A organização Human Rights Watch criticou a atuação das forças de segurança do Rio.

Em nota, o coordenador da entidade no Brasil, César Muñoz, afirmou que "uma operação policial que resulta na morte de mais de 60 moradores e policiais é uma enorme tragédia".

"O Ministério Público deve instaurar investigações próprias e elucidar as circunstâncias de cada morte. Também deve apurar o planejamento e as decisões do comando da polícia e das autoridades do Rio que levaram a uma operação que foi um desastre", continuou.

"A sucessão de operações letais que não resultam em maior segurança para a população, mas que na verdade causam insegurança, revela o fracasso das políticas do Rio de Janeiro. O Rio precisa de uma nova política de segurança pública, que pare de estimular confrontos que vitimizam moradores e policiais."

Comando Vermelho

Reuters
Mais de 80 pessoas foram presas durante operação contra o Comando Vermelho no Rio de Janeiro

O Comando Vermelho (CV) é a maior facção do Rio de Janeiro e, junto com o Primeiro Comando da Capital (PCC), está entre uma das maiores facções do país.

A facção surgiu dentro do presídio Cândido Mendes, na Ilha Grande, por integrantes da antiga Falange Vermelha que, na década de 70, lutavam pelo fim da tortura e por melhores condições.

O CV surgiu sob o lema "Paz, Justiça e Liberdade", mas com o tempo se transformou em uma organização de crime organizado com foco no tráfico de drogas.

Na virada dos anos 70 para os anos 80, com o Brasil entrando na rota internacional da cocaína, o Comando Vermelho aproveitou o contexto para expandir seu poder.

Atualmente, embora continue fortemente atuante no Rio e nas prisões cariocas, a facção se expandiu nacionalmente e tem ramificações em diversos estados e até mesmo no exterior.

Segundo levantamento recente, o CV estaria presente nos 26 Estados do Brasil.

No Rio de Janeiro, não há uma liderança principal.

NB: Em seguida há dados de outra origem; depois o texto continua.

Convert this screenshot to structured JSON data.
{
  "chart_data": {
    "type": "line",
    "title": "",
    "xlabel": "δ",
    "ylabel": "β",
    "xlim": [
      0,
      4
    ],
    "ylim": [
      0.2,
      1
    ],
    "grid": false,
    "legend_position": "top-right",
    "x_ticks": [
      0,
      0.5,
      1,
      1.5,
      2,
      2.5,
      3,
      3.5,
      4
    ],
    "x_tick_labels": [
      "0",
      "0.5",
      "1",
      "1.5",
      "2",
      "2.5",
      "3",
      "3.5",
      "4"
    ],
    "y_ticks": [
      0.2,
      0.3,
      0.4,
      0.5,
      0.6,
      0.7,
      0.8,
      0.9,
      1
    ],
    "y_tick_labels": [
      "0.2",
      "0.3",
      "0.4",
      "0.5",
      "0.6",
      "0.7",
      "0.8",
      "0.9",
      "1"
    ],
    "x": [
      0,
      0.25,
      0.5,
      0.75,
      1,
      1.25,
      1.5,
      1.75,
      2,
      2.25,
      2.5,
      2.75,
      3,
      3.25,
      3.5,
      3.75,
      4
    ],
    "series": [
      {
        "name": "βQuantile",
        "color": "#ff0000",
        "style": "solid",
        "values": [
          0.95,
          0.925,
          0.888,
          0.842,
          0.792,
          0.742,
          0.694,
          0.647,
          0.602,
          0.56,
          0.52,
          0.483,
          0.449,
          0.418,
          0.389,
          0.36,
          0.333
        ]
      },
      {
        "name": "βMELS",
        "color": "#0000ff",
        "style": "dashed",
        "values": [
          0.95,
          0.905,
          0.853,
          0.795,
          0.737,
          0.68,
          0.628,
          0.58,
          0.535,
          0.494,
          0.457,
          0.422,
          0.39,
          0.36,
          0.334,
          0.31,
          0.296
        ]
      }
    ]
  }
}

Cada um dos líderes comanda uma área específica.

Diferentemente do PCC, o CV não atua de maneira centralizada fora do Rio: suas unidades em outros Estados agem como franquias, sem precisar se submeter às ordens vindas do Rio.

Reportagem publicada pelo O Globo em 2024 mostrou que, nos últimos anos, o Comando Vermelho tomou controle ou influência em dezenas de localidades no Rio de Janeiro que até 2017 não tinham registros de domínio criminoso organizado.

Um levantamento do jornal identificou 89 localidades em 23 km² de expansão — equivalente a três vezes o tamanho de Copacabana.

Essa ofensiva não visa apenas o tráfico de drogas.

A facção exerce uma espécie de "governança paralela" com controle territorial, imposição de regras e até apropriação de funções sociais e econômicas como o controle de serviços de internet, TV, gás, transporte alternativo — práticas que antes eram características das milícias.